In a container the agent's ping binary must be allowed to send ICMP. Grant the capability rather than running the whole agent as root.

systemd#

[Service]
AmbientCapabilities=CAP_NET_RAW
CapabilityBoundingSet=CAP_NET_RAW

Docker#

docker run --cap-add=NET_RAW ...

Kubernetes#

securityContext:
  capabilities:
    add: ["NET_RAW"]

Some base images don't ship ping. On Debian/Ubuntu install iputils-ping; on Alpine, apk add iputils. Without the binary the probe reports icmp_unavailable.

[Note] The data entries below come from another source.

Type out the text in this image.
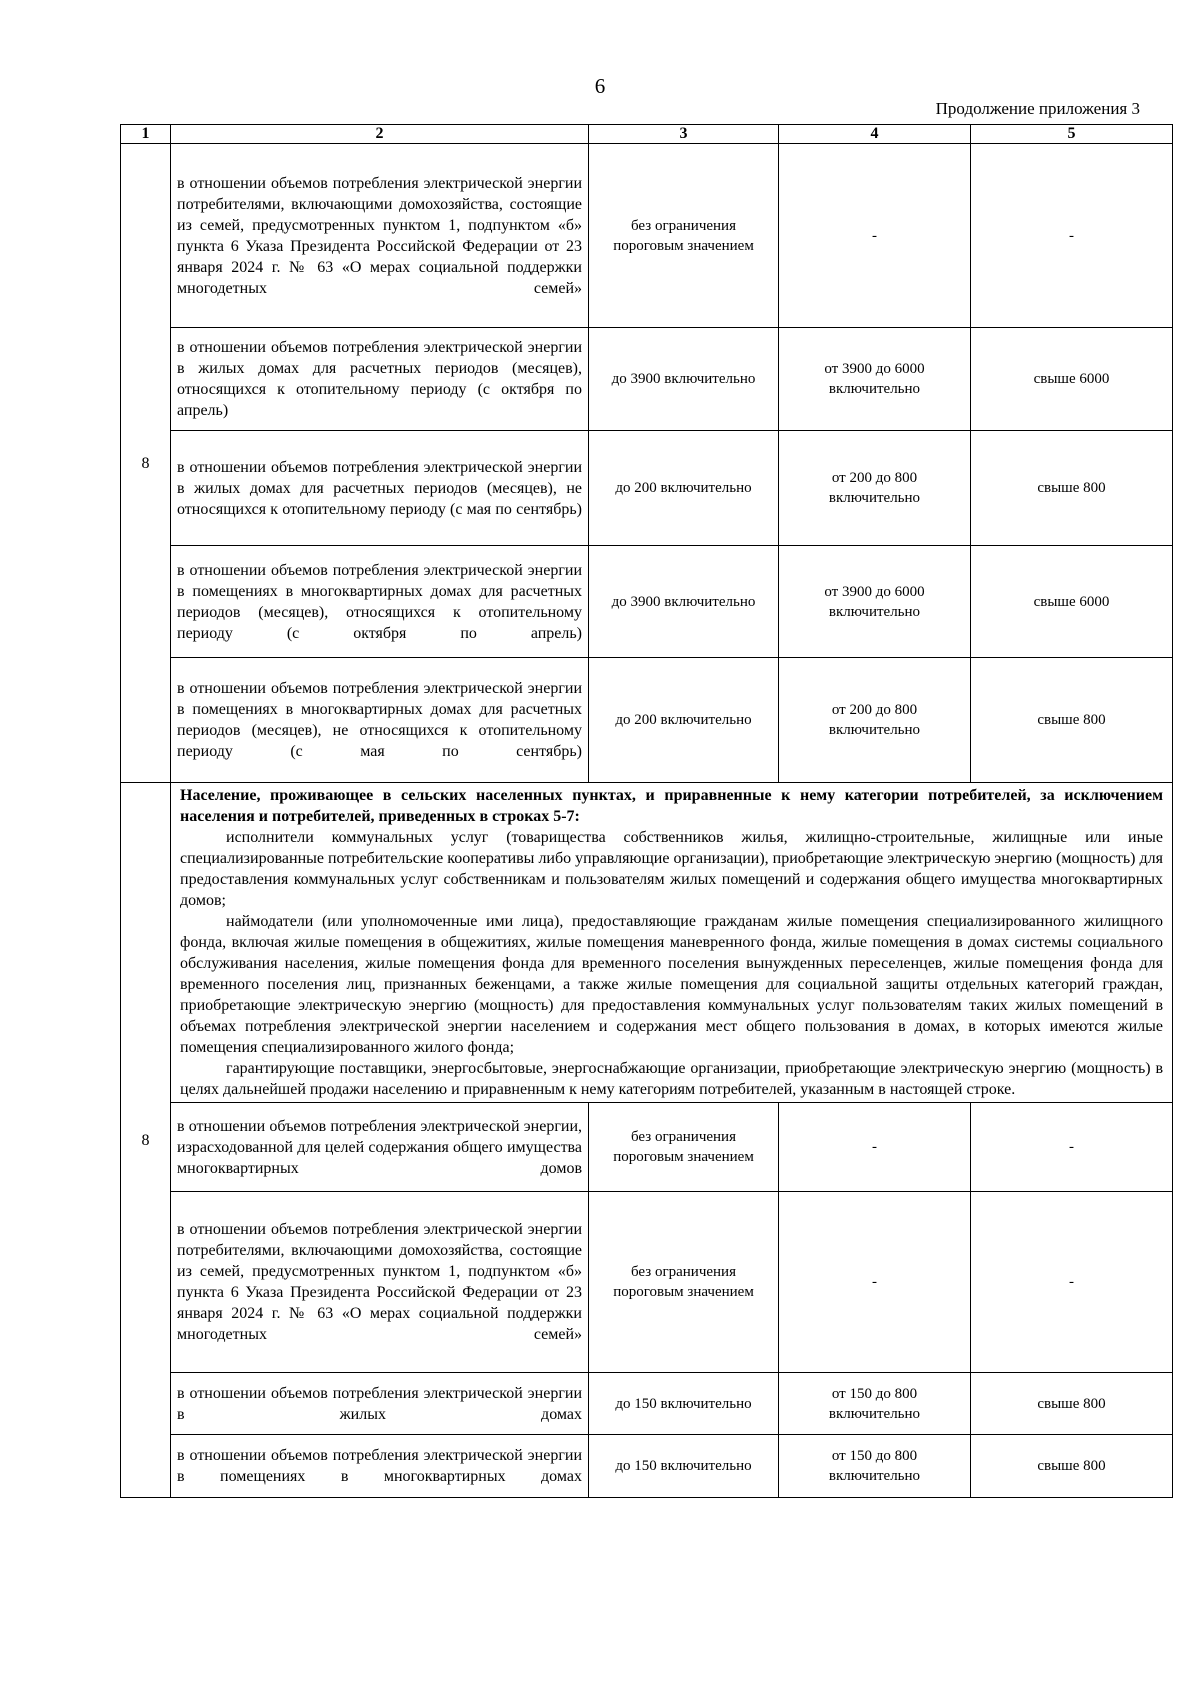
6
Продолжение приложения 3
1	2	3	4	5
8	в отношении объемов потребления электрической энергии потребителями, включающими домохозяйства, состоящие из семей, предусмотренных пунктом 1, подпунктом «б» пункта 6 Указа Президента Российской Федерации от 23 января 2024 г. № 63 «О мерах социальной поддержки многодетных семей»	без ограничения пороговым значением	-	-
	в отношении объемов потребления электрической энергии в жилых домах для расчетных периодов (месяцев), относящихся к отопительному периоду (с октября по апрель)	до 3900 включительно	от 3900 до 6000 включительно	свыше 6000
	в отношении объемов потребления электрической энергии в жилых домах для расчетных периодов (месяцев), не относящихся к отопительному периоду (с мая по сентябрь)	до 200 включительно	от 200 до 800 включительно	свыше 800
	в отношении объемов потребления электрической энергии в помещениях в многоквартирных домах для расчетных периодов (месяцев), относящихся к отопительному периоду (с октября по апрель)	до 3900 включительно	от 3900 до 6000 включительно	свыше 6000
	в отношении объемов потребления электрической энергии в помещениях в многоквартирных домах для расчетных периодов (месяцев), не относящихся к отопительному периоду (с мая по сентябрь)	до 200 включительно	от 200 до 800 включительно	свыше 800
8	Население, проживающее в сельских населенных пунктах, и приравненные к нему категории потребителей, за исключением населения и потребителей, приведенных в строках 5-7:
исполнители коммунальных услуг (товарищества собственников жилья, жилищно-строительные, жилищные или иные специализированные потребительские кооперативы либо управляющие организации), приобретающие электрическую энергию (мощность) для предоставления коммунальных услуг собственникам и пользователям жилых помещений и содержания общего имущества многоквартирных домов;
наймодатели (или уполномоченные ими лица), предоставляющие гражданам жилые помещения специализированного жилищного фонда, включая жилые помещения в общежитиях, жилые помещения маневренного фонда, жилые помещения в домах системы социального обслуживания населения, жилые помещения фонда для временного поселения вынужденных переселенцев, жилые помещения фонда для временного поселения лиц, признанных беженцами, а также жилые помещения для социальной защиты отдельных категорий граждан, приобретающие электрическую энергию (мощность) для предоставления коммунальных услуг пользователям таких жилых помещений в объемах потребления электрической энергии населением и содержания мест общего пользования в домах, в которых имеются жилые помещения специализированного жилого фонда;
гарантирующие поставщики, энергосбытовые, энергоснабжающие организации, приобретающие электрическую энергию (мощность) в целях дальнейшей продажи населению и приравненным к нему категориям потребителей, указанным в настоящей строке.			

	в отношении объемов потребления электрической энергии, израсходованной для целей содержания общего имущества многоквартирных домов	без ограничения пороговым значением	-	-
	в отношении объемов потребления электрической энергии потребителями, включающими домохозяйства, состоящие из семей, предусмотренных пунктом 1, подпунктом «б» пункта 6 Указа Президента Российской Федерации от 23 января 2024 г. № 63 «О мерах социальной поддержки многодетных семей»	без ограничения пороговым значением	-	-
	в отношении объемов потребления электрической энергии в жилых домах	до 150 включительно	от 150 до 800 включительно	свыше 800
	в отношении объемов потребления электрической энергии в помещениях в многоквартирных домах	до 150 включительно	от 150 до 800 включительно	свыше 800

When the agent lacks the privilege, the probe reports icmp_privilege_denied with a pointer to this page. It does not silently degrade to a different check.

Configuration shape#

{
  "host": "db.internal",
  "count": 3,
  "timeout_ms": 1000,
  "interpretation": "latency"
}

Field reference#

Field	Default	Notes
`host`	required	Hostname or IPv4 address. Must not start with `-`. ICMPv4 only.
`count`	`3`	Pings per probe, 1 to 10. Latencies are averaged across the successful ones.
`timeout_ms`	`1000`	Per-ping timeout, 100 to 5000 ms.
`interpretation`	`latency`	What the metric value represents: `latency`, `packet_loss`, or `reachability`.

Interpretations#

Interpretation	Value	Threshold idea
`latency`	Average RTT in ms across successful pings. `no_data` (`icmp_all_timeout`) when every ping is lost.	Healthy: under 50, Unhealthy: over 200
`packet_loss`	Percentage of pings that didn't return (0 to 100).	Healthy: under 1, Unhealthy: over 10
`reachability`	`1` if any ping succeeded, else `0`.	Healthy: over 0, Unhealthy: under 1

Pick reachability for "is this host up at all", latency for network quality, packet_loss for flaky links.

Reason codes#

icmp_privilege_denied: the agent can't open a raw socket. Grant CAP_NET_RAW and restart.
icmp_unavailable: no usable ping binary on the agent host. Install iputils-ping / iputils.
icmp_dns_failed: the hostname didn't resolve. Distinct from "host unreachable". Check the name and the agent's DNS.
icmp_all_timeout: every ping timed out (latency interpretation only). The host is down or ICMP is filtered. With packet_loss this reads as 100; with reachability it reads as 0.
icmp_error: an uncategorised ping failure. Check the agent log.

Troubleshooting#

icmp_privilege_denied even after adding CAP_NET_RAW. The capability must reach the agent process, not just the container. For systemd use AmbientCapabilities (not only CapabilityBoundingSet). For Kubernetes confirm the pod's securityContext adds NET_RAW and no policy strips it.
icmp_all_timeout but the host is up. The network likely blocks ICMP. Confirm with a TCP probe against a known-open port; if TCP succeeds, switch this metric to TCP.
icmp_dns_failed for an IP literal. Check the value isn't mistyped; IP literals never go through DNS.